A guttural roar, louder than thunder, erupted from the central breach. The cavern shook violently. Dust rained down. The eye, incandescent with fury, began to swell. Not just in size, but in sheer *presence*.
Lysander’s vision blurred. His nose bled. He was pushing himself past all limits.
He felt a sudden surge of power, not his own. Elara. Her staff pulsed with pure, raw arcane energy. She was pouring her own magic into the ground, creating a chaotic interference field around Lysander, hoping to confuse the rot, to shield him from its psychic attacks.
It bought him precious seconds.
He reached for the final, thickest pathways, the main arteries of the rot feeding into the array. He envisioned them severed, isolated, turned to inert stone.
With a final, desperate surge of will, he *pulled*. He felt the sickening tear, the disconnection. A section of the rot’s energy flow *snapped*.
The cavern floor bucked. A terrifying screech, devoid of any discernible source but emanating from the very fabric of reality, tore through the air. The eye, burning with an impossible light, began to retract.
Not closing, but *shrinking*. Sucking back into the crack. The rot tendrils that still clung to the array began to wither, their emerald glow fading.
“It’s working!” Elara shouted, her voice hoarse with effort.
Finn, still struggling, managed to kick free from the tendril. It shriveled, releasing him as it died.
Lysander collapsed, gasping, his hands still pressed to the cold stone. He had won a battle. But the war felt far from over.
The eye was almost gone, a sliver of obsidian retreating into the depths. The roar subsided to a low, frustrated rumble. The rot, though diminished, was not gone. Its roots still clung to the cavern walls, its tendrils dormant but waiting.
A wave of exhaustion washed over Lysander, pulling him towards oblivion. He fought it, forcing his eyes open. The threat was still there.
As the last vestige of the obsidian eye vanished, a final whisper echoed through the silence it left behind.

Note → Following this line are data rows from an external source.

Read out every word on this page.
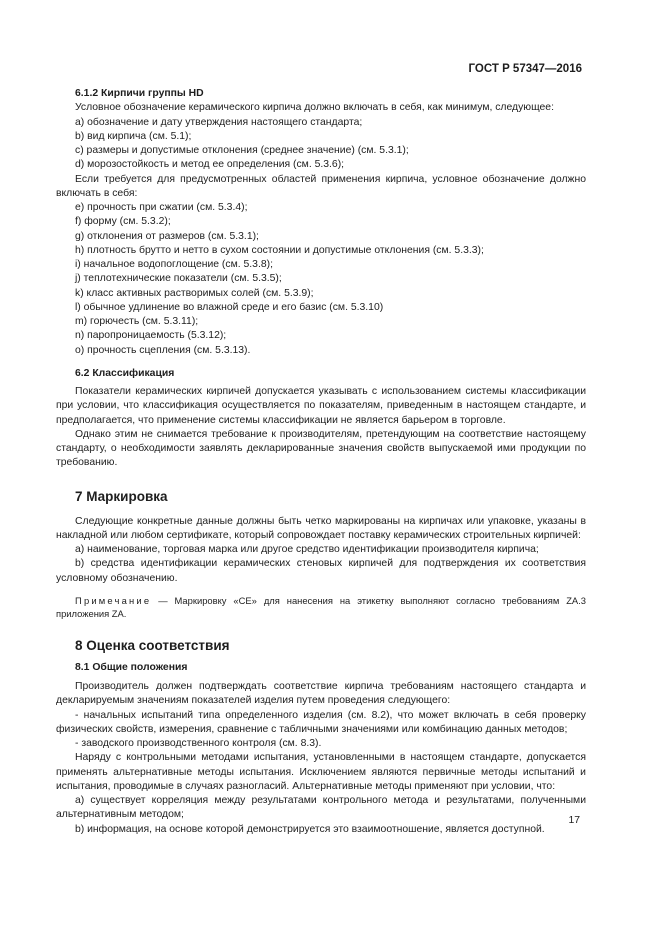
ГОСТ Р 57347—2016

6.1.2 Кирпичи группы HD

Условное обозначение керамического кирпича должно включать в себя, как минимум, следующее:

a) обозначение и дату утверждения настоящего стандарта;

b) вид кирпича (см. 5.1);

c) размеры и допустимые отклонения (среднее значение) (см. 5.3.1);

d) морозостойкость и метод ее определения (см. 5.3.6);

Если требуется для предусмотренных областей применения кирпича, условное обозначение должно включать в себя:

e) прочность при сжатии (см. 5.3.4);

f) форму (см. 5.3.2);

g) отклонения от размеров (см. 5.3.1);

h) плотность брутто и нетто в сухом состоянии и допустимые отклонения (см. 5.3.3);

i) начальное водопоглощение (см. 5.3.8);

j) теплотехнические показатели (см. 5.3.5);

k) класс активных растворимых солей (см. 5.3.9);

l) обычное удлинение во влажной среде и его базис (см. 5.3.10)

m) горючесть (см. 5.3.11);

n) паропроницаемость (5.3.12);

o) прочность сцепления (см. 5.3.13).

6.2 Классификация

Показатели керамических кирпичей допускается указывать с использованием системы классификации при условии, что классификация осуществляется по показателям, приведенным в настоящем стандарте, и предполагается, что применение системы классификации не является барьером в торговле.

Однако этим не снимается требование к производителям, претендующим на соответствие настоящему стандарту, о необходимости заявлять декларированные значения свойств выпускаемой ими продукции по требованию.

7 Маркировка

Следующие конкретные данные должны быть четко маркированы на кирпичах или упаковке, указаны в накладной или любом сертификате, который сопровождает поставку керамических строительных кирпичей:

a) наименование, торговая марка или другое средство идентификации производителя кирпича;

b) средства идентификации керамических стеновых кирпичей для подтверждения их соответствия условному обозначению.

Примечание — Маркировку «CE» для нанесения на этикетку выполняют согласно требованиям ZA.3 приложения ZA.

8 Оценка соответствия

8.1 Общие положения

Производитель должен подтверждать соответствие кирпича требованиям настоящего стандарта и декларируемым значениям показателей изделия путем проведения следующего:

- начальных испытаний типа определенного изделия (см. 8.2), что может включать в себя проверку физических свойств, измерения, сравнение с табличными значениями или комбинацию данных методов;

- заводского производственного контроля (см. 8.3).

Наряду с контрольными методами испытания, установленными в настоящем стандарте, допускается применять альтернативные методы испытания. Исключением являются первичные методы испытаний и испытания, проводимые в случаях разногласий. Альтернативные методы применяют при условии, что:

a) существует корреляция между результатами контрольного метода и результатами, полученными альтернативным методом;

b) информация, на основе которой демонстрируется это взаимоотношение, является доступной.

17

It was not a language, but a raw concept of malice, alien and ancient. It spoke of hunger, of patient waiting.
Then, another sound, distinct from the rumbling cavern, drew his attention. A scraping, shuffling noise from the far side of the cavern, beyond the array. A new presence. Two figures, shrouded in cloaks, emerged from the deeper darkness. They moved with a disturbing, disjointed gait.
And in their hands, they carried vials. Vials filled with a viscous, green fluid. Vials of the rot. They were here. Not to contain. But to *feed*.
One of them, a gaunt, shadowy man, lifted his head. His eyes, devoid of humanity, fixed on Lysander. And then, a smile, slow and deliberate, spread across his face, revealing teeth sharpened to points.